Oil drops as ‘open interest’ in commodity declines, analysts say

Following a sharp pullback last week as crude prices approached $140 per barrel, oil fell again on Tuesday, apparently due to the European Unionthe indecision whether or not to ban imports of crude Russia due to its invasion of Ukraine.

West Texas Intermediate for April delivery, which expired later Tuesday, fell 36 cents settle at $111.76 per barrel, and the more active May contract fell 70 cents settle at $109.27 per barrel; Brent for May settlement dropped 14 cents settle at $115.48 per barrel.

This happened in the wake of Germany reiterating its rejection of the proposed Russian embargo, joining Hungary in opposition; EU leaders are expected to discuss the issue further on Thursday, and any decision will need to be approved by all 27 states.

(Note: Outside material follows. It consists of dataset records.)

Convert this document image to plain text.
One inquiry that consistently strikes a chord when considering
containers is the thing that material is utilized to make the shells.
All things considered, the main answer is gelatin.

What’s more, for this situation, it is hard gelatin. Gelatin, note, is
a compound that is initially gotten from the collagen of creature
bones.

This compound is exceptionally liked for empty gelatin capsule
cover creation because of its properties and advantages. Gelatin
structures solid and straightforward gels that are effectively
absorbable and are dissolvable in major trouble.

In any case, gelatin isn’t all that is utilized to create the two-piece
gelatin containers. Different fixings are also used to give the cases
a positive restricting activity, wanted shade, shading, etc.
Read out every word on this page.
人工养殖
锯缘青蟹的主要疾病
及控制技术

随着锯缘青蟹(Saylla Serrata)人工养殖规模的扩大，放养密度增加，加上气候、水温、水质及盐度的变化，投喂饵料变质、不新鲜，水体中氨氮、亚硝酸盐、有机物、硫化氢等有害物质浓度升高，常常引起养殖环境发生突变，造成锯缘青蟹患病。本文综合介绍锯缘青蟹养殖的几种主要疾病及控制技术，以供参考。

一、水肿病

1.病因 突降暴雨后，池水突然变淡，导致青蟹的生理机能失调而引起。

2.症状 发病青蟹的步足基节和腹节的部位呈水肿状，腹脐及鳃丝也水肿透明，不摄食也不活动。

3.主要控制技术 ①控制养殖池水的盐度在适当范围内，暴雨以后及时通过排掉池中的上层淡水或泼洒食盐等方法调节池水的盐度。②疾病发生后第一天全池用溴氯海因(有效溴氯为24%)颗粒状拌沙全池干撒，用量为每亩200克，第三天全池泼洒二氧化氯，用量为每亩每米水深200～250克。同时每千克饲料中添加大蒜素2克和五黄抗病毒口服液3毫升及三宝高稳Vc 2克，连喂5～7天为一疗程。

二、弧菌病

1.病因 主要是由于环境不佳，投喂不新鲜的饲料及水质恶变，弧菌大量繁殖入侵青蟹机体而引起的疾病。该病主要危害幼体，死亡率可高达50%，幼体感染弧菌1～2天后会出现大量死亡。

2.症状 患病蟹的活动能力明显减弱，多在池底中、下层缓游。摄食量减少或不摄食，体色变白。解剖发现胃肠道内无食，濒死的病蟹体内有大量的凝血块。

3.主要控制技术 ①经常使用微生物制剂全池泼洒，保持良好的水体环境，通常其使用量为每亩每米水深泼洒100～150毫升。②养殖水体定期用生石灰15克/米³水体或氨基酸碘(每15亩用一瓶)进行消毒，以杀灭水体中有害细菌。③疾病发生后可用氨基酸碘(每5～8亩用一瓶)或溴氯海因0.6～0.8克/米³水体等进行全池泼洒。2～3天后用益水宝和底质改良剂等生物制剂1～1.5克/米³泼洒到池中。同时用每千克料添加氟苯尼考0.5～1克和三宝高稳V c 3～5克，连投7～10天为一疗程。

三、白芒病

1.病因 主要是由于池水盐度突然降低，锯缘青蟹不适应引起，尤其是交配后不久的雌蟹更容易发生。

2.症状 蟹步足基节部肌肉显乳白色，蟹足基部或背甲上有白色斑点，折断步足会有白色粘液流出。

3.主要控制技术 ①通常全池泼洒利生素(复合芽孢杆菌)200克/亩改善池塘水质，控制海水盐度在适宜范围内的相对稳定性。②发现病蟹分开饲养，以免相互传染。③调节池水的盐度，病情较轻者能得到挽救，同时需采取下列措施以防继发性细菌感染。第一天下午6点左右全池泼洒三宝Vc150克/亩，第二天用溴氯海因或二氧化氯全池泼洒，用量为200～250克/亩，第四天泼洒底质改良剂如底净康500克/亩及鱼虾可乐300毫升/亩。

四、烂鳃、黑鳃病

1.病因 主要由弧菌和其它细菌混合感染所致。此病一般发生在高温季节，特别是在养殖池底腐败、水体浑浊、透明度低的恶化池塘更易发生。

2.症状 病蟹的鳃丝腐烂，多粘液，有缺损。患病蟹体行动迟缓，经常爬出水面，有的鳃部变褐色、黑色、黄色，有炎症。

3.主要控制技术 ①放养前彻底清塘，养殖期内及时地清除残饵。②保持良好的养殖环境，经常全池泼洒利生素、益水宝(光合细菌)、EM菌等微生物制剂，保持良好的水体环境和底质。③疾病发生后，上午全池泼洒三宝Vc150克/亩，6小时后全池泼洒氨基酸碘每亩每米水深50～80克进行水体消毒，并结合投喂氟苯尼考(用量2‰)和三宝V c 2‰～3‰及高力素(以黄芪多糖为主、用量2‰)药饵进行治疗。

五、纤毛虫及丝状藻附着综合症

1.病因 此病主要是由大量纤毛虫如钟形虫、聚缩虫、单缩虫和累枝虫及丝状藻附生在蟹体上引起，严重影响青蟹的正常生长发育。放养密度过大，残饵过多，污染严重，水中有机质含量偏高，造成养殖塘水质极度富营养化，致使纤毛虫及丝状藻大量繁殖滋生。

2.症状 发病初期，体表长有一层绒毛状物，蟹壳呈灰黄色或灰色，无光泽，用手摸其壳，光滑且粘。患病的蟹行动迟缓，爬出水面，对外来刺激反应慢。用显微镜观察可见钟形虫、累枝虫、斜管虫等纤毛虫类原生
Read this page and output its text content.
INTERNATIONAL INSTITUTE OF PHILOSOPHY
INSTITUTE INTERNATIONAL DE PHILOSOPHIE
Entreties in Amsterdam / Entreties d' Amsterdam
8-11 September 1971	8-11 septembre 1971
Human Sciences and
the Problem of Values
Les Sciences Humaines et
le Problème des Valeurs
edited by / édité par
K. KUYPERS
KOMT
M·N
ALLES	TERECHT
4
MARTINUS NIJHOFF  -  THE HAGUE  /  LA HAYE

Julien LeeCommodity analysts for Bloomberg, pointed out on Tuesday that “large parts of Germany would come to a standstill” if the flow of oil from Russia was halted.

He said, “When I was a neighbor Poland is weaning itself off crude from the Kremlin, Europe’s industrial powerhouse remains so dependent that it would find it hard to support the Russian fuel supply ban being debated within the European Union this week.”

If a Russian embargo were approved, or if Russia itself were to cut off flows, “the markets served by these refineries would find themselves dependent on securing the scarce volumes of refined products from elsewhere, and dependent on a delivery expensive by truck and by rail… the Czech Republic and Slovakiabut especially for Germany, the cost of sanctioning Russian oil would be prohibitive,” according to Lee.

Yet European refiners are increasingly using most of their own oil in the wake of the Russian-Ukrainian war: Bloomberg on Tuesday cited the example of Norwayreporting that more than half of the crude transported from Norway Mongstad terminal so far this month (mainly the Johan Sverdrup grade), has been shipped to three normally regular buyers of Russian oil: Poland, Lithuaniaand Finland.

All of this is of course being played out against an unchanging backdrop of global market tension, and on Tuesday analysts told the media that prices could easily rise to $120$150 per barrel in the near future, especially in light of the refusal of the Organization of the Petroleum Exporting Countries (OPEC) to increase production and we shale limited in its ability to fully pump.

With regard to the commercial behavior of oil, Francois Blanchhead of raw materials research at Bank of Americanoted that while some of the weakness in oil last week was related to the liquidation of long positions related to increased margin calls, this week “open interest actually fell for oil despite the incredible risk that we’re running here with the war in Ukraine still going on.”

Rebecca Babinsenior energy trader at CIBC Private Wealth Managementadded that “market participants have realized they have very little benefit from calling political endgames and don’t want to keep getting cut trying.”